Yes is, at base, the story of a love affair between a man and a woman, known only as “He” and “She”. “She” (Joan Allen) is an Irish-American microbiologist, in a loveless marriage to Anthony (Sam Neill), a politician. “He” (Simon Akbarian) is Lebanese, a man who worked as a surgeon in his home country but, having left it, works as a chef and waiter in London. Oh, and the dialogue is in verse.
Sally Potter began writing Yes on 12 September 2001, as her response to the media’s demonisation of the Middle East and of Islamic peoples. Her film’s love affair crosses boundaries of race, religion and nationality. It’s a film ultimately as political as anything by Ken Loach, and like his work, locates its politics very much in the characters’ personal lives. Potter began her career in the late 1970s in the tiny-budgeted, subsidised experimental sector of British cinema, with short films Thriller (1979), London Story (1980) and her first feature The Gold Diggers (1983). Some work for television followed before her breakthrough feature, Orlando in 1992. Some of the narrative strategies used in Yes are familiar from Potter’s earlier work, especially the device of characters addressing the camera – notably Shirley Henderson’s cleaner, who acts as a chorus and commentary on the action.
As for the use of verse, that has precedents as well. The most obvious examples are Shakespearean adaptations, but the 1948 film noir classic Force of Evil is apparently written in blank verse. (I say “apparently” because it’s been a long while since I saw it, and in any case I’d have to look at the screenplay to confirm this.) Blank verse – the medium of all of Shakespeare’s plays – is made up of unrhymed iambic pentameters (ten syllables with stresses on every second syllable). Yes goes further than this by having its lines of verse being rhyming couplets. This isn’t as self-conscious as it might sound: Potter uses enjambement a lot, which places the rhyme-words in the middle of sentences rather than at natural pauses. The result is dialogue that sounds like a more stylised version of speech, though it certainly doesn’t avoid stiltedness in places. The film is well-acted, and they and their director earn points for finding ways to convey erotic attraction than the usual bedroom gymnastics. The photography by Russian DP Alexei Rodionov – who made the very different Come and See - glows. He and Potter do overuse the tilt shots though.
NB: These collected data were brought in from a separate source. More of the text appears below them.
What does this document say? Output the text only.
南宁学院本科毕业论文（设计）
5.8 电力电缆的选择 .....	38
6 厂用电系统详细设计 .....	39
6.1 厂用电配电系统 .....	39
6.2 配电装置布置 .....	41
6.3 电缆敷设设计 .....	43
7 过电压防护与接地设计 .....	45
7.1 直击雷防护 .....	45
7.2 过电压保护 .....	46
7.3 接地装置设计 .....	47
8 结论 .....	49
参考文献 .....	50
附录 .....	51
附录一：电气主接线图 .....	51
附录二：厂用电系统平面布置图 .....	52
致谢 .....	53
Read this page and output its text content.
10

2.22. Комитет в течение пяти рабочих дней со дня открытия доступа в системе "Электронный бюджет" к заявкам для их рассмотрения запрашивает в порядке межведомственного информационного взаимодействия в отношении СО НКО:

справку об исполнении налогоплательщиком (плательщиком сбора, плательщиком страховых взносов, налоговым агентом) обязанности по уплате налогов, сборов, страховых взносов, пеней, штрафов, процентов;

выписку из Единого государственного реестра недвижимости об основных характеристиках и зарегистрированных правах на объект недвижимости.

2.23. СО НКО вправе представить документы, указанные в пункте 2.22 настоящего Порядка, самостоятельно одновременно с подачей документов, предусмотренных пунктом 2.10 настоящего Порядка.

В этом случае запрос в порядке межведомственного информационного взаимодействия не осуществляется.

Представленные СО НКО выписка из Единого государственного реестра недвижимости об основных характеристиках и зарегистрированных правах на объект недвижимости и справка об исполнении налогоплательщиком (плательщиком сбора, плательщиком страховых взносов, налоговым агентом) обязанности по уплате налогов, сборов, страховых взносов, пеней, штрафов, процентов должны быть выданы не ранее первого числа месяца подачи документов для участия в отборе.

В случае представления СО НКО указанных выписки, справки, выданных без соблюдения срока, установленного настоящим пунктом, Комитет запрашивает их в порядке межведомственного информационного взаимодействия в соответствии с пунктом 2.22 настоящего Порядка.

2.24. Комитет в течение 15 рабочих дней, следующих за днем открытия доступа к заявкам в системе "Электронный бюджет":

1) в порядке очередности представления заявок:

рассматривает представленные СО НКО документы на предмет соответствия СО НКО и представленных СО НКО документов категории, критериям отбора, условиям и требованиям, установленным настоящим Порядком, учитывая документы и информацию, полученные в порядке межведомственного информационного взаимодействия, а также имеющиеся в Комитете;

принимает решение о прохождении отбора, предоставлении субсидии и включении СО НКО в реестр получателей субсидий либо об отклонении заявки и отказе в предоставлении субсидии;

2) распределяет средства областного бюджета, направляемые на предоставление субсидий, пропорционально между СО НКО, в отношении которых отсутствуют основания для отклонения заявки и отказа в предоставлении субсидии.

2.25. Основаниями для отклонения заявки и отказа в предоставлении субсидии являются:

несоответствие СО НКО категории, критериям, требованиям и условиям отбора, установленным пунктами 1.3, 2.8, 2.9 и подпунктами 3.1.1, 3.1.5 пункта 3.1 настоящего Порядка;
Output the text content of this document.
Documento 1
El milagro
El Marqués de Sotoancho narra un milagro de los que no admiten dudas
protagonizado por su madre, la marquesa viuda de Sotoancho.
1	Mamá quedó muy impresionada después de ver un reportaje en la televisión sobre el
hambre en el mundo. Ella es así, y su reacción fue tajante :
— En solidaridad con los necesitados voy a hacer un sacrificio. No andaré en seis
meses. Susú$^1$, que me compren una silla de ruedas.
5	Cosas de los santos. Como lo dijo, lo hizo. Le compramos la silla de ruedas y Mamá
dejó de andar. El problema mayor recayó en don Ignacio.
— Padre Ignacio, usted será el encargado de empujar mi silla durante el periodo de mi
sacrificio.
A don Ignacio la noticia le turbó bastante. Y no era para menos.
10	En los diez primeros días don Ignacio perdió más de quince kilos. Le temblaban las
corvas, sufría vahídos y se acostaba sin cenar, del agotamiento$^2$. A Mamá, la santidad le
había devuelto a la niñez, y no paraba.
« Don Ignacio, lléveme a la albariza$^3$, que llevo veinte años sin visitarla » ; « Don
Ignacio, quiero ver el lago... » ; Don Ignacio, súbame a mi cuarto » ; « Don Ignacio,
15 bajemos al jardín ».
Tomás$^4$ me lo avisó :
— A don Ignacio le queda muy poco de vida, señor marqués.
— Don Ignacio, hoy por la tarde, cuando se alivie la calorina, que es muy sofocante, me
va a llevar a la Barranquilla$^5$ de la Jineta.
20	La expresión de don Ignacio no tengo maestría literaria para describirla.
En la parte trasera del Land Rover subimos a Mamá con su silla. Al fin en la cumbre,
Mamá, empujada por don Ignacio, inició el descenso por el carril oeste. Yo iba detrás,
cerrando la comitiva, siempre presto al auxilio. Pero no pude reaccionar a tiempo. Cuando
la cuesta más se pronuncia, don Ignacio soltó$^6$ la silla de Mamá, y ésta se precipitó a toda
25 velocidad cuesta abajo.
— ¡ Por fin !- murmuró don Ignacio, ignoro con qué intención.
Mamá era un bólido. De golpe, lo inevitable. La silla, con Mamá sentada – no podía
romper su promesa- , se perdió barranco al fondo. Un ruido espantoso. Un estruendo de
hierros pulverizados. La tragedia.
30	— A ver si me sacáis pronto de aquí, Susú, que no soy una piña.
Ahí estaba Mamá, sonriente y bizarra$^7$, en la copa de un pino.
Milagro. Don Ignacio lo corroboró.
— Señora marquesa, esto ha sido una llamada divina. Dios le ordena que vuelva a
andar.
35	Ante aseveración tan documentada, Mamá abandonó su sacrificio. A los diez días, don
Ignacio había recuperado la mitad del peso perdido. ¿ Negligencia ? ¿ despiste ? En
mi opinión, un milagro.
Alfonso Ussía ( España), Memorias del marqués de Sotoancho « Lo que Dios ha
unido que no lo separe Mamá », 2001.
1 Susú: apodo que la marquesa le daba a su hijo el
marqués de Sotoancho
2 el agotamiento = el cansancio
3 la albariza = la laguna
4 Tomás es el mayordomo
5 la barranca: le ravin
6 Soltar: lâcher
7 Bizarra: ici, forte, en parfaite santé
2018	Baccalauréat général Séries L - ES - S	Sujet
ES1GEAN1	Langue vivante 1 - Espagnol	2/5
Yes is a film of ideas, and it’s a matter of your own personal reaction whether or not you find it emotionally engaging, or if the film’s stylisation is too much of a barrier. To my surprise, and after two viewings, I find myself in the latter camp. I’ve liked Potter’s work in the past: Orlando especially, and I found The Tango Lesson a much more interesting film than most. (I haven’t seen 1997’s The Man Who Cried, The Gold Diggers or the early work.) Admittedly the soundtrack – see below – didn’t help. I can’t deny the film’s ambition, or the risks its writer/director takes, but the result is to me a misfire.
Yes is transferred to DVD in a ratio of 1.78:1, anamorphically enhanced. The original ratio is most likely 1.75:1, though 1.85:1 is possible. Optimum’s DVD transfer is first-rate, colourful and sharp with strong blacks. You should expect nothing less from such a new film, but I couldn’t fault it.
The soundtrack is a different matter. There are two options on the disc, Dolby Digital 5.1 and 2.0 (analogue Dolby Surround). Many scenes have the ambience turned up, often not so much drowning out the dialogue, but making it hard to register at times – something not helped by the strong accents spoken by some of the characters. Oddly enough – given that this was a new, digitally-recorded film – the analogue track seemed better mixed. I doubt that my audio equipment was at fault, as it played other DVDs perfectly, before and after this one. Nor do I have hearing problems. But people who do should take note, especially as Optimum have not provided any subtitles. There are sixteen chapter stops. The DVD is encoded for Region 2 only.
The extras comprise the trailer (2:07) and two making-of featurettes. These are “Finding Scene 54” (29:07) and “The End” (22:22). The trailer is 16:9 anamorphic, the featurettes are non-anamorphic The DVD has trailers for some of Optimum’s other releases, namelyt Notre musique, 3-Iron and Last Days.
For many people who watch a lot of films, it’s a frequent complaint that much of what they get to see is bland, safe and uninteresting. So when a film comes along that is as bold and risk-taking as Yes is, it seems churlish to criticise it. But this is a film likely to provoke strong reactions, and mine was a negative one.